In a world where parsing is strict, a toolchain that produces malformed syntax has a show-stopping bug and would not be considered reliable enough to use. The only reason those kinds of bugs are tolerated is because parsing is lax. Where is all the JSON-generating code that fails to escape values properly? It is super rare because those kinds of problems aren’t tolerated because JSON has strict parsing.

> No they didn’t, unless you and I have wildly different definitions of “a fair amount”. The developers who did that were an extreme minority because Internet Explorer, which had >90% market share, didn’t support application/xhtml+xml. It was a curiosity, not something people actually did in non-negligible numbers.

Despite being an extreme minority of strict parsing enthusiasts who decided to explicitly opt into strict parsing, they still messed up enough for me to occasionally have encountered "XML Parse Error" pages. You'd think that if anyone managed to correctly generate strict XHTML, it'd be those people.

> You'd think that if anyone managed to correctly generate strict XHTML, it'd be those people.

Once more, they were operating in a world designed for lax parsing. Even if their direct choices were for strict parsing, everything surrounding them was lax.

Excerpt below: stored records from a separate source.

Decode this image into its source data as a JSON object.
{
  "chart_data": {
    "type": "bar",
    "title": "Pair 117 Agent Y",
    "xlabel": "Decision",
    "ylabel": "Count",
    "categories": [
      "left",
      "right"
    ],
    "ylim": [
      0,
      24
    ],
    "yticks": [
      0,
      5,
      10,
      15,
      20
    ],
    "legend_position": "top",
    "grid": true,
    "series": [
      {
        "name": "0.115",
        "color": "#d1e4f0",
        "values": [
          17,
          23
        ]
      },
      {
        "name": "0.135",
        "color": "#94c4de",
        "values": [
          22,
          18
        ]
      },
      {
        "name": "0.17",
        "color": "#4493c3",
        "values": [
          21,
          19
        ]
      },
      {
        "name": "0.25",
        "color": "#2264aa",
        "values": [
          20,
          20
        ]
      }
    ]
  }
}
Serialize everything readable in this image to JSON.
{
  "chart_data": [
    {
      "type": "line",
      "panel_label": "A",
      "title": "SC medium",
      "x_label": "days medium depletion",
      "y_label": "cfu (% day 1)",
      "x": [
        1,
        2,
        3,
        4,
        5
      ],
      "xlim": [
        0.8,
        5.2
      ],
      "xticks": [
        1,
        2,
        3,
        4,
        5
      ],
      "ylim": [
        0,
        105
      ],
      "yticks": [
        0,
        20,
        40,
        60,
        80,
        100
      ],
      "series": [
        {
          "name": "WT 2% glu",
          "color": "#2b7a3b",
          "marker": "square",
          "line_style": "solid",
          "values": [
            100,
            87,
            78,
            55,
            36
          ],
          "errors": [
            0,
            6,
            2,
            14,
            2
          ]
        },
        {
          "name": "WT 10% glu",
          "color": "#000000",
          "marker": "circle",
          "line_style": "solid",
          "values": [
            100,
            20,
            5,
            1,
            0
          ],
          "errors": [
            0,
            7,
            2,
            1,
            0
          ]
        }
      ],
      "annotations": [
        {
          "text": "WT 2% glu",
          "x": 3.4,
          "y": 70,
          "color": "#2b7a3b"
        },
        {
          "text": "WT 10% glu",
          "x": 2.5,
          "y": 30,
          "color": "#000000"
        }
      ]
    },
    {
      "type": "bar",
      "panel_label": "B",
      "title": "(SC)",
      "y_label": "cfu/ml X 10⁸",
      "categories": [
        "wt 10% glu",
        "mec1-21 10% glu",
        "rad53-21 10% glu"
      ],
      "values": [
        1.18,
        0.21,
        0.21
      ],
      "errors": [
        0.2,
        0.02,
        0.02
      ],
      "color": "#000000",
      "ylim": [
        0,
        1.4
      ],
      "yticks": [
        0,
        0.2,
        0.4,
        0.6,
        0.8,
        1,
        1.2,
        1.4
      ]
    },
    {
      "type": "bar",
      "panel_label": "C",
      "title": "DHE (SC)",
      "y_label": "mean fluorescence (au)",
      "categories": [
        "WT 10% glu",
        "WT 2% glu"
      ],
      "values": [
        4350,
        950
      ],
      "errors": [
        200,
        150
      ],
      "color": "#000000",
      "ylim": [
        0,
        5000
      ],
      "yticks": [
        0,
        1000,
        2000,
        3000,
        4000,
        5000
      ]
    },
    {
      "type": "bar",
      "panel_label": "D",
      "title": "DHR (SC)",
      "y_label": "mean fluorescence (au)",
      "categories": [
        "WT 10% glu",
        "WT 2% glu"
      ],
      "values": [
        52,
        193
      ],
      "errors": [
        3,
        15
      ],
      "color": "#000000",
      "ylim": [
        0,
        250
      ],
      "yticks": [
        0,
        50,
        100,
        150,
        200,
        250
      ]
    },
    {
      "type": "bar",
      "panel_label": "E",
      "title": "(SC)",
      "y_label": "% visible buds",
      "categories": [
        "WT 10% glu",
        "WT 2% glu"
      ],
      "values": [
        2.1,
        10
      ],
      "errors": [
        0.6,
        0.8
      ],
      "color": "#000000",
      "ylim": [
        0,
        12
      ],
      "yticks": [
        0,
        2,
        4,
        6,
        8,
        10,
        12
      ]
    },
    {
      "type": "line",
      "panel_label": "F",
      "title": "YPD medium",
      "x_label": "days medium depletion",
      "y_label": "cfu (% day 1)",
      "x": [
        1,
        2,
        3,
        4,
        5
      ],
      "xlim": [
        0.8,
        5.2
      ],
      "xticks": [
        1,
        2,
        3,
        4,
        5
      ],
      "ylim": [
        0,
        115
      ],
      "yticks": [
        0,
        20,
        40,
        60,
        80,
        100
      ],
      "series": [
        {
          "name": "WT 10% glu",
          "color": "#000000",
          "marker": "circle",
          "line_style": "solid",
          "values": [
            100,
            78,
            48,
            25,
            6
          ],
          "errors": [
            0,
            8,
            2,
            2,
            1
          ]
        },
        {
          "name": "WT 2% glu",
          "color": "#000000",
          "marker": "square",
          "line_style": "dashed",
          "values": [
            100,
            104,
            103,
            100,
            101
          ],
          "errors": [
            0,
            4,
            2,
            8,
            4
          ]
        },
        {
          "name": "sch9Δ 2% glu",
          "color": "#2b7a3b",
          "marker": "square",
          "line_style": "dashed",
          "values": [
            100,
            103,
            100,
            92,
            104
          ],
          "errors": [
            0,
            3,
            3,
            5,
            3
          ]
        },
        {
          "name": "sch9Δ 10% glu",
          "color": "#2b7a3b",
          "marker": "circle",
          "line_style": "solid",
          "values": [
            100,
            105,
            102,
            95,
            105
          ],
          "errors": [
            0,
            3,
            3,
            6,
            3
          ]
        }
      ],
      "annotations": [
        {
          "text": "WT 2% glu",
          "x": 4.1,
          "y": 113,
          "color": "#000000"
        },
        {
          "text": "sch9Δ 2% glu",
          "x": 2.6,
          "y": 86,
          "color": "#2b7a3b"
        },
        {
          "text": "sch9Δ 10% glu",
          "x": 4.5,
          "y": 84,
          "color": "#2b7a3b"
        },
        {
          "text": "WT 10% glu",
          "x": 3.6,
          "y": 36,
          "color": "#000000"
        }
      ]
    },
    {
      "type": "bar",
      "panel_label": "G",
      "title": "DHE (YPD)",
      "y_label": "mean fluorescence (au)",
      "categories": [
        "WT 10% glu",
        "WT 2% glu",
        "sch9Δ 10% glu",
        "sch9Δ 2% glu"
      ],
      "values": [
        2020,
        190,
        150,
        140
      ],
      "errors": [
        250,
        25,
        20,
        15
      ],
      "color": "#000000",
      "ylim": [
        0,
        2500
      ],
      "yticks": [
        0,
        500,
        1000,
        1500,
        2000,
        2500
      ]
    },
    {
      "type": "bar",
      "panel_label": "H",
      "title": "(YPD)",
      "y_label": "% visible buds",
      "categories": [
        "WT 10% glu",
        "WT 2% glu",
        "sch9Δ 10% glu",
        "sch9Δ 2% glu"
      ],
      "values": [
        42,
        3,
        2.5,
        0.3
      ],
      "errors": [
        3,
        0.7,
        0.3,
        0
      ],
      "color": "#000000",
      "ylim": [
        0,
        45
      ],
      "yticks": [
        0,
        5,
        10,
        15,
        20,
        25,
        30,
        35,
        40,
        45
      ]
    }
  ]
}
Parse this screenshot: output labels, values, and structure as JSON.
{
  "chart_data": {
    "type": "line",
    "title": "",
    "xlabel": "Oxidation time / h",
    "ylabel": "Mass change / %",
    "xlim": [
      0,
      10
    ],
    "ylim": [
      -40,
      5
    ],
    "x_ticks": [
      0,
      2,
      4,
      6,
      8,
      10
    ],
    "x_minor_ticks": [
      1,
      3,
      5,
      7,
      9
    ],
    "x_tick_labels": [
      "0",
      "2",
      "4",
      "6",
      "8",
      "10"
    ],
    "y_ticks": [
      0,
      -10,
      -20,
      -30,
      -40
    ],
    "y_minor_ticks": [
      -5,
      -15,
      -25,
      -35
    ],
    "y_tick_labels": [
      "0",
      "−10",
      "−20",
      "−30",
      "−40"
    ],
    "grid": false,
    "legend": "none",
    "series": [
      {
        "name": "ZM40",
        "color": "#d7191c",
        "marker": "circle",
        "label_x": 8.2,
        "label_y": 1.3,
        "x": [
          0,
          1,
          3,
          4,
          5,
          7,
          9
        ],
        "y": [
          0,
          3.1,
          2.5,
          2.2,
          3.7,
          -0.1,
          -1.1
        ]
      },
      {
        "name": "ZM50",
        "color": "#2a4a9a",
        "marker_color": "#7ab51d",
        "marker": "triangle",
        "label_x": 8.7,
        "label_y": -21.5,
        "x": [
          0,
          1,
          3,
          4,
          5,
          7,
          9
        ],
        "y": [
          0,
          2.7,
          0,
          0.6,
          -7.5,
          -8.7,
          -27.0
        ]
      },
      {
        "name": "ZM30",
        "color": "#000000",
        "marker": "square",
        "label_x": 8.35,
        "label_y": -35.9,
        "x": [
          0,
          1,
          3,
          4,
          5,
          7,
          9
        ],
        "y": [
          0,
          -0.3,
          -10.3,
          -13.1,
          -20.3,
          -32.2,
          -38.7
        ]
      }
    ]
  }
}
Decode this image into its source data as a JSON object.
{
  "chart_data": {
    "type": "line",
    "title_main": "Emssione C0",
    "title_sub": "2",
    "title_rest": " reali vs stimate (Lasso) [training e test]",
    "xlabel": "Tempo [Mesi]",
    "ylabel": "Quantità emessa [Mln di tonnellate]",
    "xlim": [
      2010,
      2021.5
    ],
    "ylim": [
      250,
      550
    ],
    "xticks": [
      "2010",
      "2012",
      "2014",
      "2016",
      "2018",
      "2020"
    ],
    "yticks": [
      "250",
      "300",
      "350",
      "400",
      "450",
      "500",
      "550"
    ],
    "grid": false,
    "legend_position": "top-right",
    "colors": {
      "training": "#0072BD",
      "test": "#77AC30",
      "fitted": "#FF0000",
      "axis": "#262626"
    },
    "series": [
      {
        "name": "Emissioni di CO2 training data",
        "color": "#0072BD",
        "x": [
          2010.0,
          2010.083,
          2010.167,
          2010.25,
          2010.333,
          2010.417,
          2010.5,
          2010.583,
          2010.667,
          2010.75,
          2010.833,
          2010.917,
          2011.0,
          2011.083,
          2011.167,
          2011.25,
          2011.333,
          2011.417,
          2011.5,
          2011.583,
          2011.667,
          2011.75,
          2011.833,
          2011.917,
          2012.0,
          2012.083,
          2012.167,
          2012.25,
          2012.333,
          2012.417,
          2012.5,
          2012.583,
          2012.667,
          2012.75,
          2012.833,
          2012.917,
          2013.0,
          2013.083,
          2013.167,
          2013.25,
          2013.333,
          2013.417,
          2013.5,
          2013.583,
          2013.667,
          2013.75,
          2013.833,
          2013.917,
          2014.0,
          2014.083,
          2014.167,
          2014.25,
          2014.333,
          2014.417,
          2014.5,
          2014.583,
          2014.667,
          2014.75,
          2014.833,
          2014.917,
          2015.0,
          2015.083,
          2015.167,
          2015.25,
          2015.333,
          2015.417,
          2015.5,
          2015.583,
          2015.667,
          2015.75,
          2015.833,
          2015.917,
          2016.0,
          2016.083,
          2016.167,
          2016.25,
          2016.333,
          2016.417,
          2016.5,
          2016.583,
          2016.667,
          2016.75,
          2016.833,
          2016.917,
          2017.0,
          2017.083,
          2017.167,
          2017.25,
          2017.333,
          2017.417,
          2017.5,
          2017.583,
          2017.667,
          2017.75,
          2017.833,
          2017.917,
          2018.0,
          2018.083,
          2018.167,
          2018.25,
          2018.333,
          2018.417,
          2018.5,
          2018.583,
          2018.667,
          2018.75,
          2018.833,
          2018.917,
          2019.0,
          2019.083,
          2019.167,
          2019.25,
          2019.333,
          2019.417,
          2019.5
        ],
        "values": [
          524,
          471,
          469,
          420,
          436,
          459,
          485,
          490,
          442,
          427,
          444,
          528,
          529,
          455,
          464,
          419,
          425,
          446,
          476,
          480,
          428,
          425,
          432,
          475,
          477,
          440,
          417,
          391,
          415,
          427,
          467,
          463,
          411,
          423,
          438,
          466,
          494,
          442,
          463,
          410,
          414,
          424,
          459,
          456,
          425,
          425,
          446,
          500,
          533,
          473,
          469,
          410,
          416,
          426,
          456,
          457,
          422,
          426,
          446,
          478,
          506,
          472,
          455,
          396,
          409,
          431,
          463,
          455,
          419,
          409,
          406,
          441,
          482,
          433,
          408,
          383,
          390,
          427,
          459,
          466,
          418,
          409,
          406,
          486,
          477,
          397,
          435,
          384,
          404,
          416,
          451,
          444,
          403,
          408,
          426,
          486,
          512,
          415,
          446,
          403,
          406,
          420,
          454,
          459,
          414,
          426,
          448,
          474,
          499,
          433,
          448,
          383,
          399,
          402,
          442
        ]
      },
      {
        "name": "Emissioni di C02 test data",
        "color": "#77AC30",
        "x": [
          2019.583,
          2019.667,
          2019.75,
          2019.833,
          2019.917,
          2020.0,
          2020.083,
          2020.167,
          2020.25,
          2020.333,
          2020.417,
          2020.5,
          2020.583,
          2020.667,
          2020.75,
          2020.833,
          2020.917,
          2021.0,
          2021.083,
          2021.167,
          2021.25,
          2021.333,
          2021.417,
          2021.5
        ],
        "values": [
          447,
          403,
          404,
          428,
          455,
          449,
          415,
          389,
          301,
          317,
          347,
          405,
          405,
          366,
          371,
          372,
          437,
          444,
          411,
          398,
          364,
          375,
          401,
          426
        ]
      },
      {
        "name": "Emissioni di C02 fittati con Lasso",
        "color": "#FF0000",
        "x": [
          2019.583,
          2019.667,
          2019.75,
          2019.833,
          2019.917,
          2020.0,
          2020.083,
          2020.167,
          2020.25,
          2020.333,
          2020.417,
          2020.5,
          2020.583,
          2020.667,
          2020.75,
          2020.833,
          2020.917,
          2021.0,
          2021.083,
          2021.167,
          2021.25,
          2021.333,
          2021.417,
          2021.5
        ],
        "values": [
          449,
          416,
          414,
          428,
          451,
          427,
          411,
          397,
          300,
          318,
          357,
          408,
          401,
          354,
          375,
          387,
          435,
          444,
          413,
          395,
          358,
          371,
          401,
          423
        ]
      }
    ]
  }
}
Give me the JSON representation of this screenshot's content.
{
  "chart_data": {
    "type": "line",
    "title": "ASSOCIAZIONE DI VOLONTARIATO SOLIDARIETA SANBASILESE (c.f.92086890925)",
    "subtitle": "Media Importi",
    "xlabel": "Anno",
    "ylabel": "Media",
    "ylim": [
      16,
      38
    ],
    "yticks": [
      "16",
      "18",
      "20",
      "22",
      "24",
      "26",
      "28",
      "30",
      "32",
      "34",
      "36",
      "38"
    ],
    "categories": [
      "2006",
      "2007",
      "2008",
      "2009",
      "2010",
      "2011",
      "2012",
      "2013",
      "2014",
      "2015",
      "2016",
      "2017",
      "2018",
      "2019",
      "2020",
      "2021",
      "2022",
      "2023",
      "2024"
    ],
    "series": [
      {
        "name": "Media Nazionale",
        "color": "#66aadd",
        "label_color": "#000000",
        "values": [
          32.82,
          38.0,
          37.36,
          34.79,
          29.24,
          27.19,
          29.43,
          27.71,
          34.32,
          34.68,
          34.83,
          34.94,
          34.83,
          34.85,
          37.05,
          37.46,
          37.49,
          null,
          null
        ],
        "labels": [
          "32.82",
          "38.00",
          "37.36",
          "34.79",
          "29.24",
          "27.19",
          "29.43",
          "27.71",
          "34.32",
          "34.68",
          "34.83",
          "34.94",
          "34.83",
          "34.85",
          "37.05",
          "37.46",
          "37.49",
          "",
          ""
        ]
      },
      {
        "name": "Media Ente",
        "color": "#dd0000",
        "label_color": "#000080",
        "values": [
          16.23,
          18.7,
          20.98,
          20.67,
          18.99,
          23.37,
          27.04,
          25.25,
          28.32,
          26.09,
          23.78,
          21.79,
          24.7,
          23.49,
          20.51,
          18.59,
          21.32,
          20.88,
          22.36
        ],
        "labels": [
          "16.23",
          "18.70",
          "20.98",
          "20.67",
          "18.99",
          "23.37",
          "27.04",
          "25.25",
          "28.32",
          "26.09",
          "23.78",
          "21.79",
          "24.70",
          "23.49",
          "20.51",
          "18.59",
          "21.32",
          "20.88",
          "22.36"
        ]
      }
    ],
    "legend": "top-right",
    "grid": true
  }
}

Somebody making the choice to enable strict parsing in a world designed for lax parsing is a fundamentally different scenario than “If XHTML really took off (as in a significant majority of web pages were XHTML)”, where the entire technology stack from top to bottom would be built assuming strict parsing.

> Never, but people don't dynamically generate their Python back-end code based on user content.

Perhaps not much in the past - but I suspect with Agentic systems a lot more in the future - are you suggesting relaxing the Python syntax to make it easier for auto-generated code to 'run'?

There's a difference between static chatbot-generated code that you commit to your VCS, and dynamic code generated based on user content. I'm not talking about the former case.
> I'm not talking about chatbot generated code that's committed to your VCS.

I'm talking about code that's dynamically generated in response to user input in order to perform the task the user specified. This is happening today in agentic systems.

Should we relax python syntax checking to work around the poorly generated code?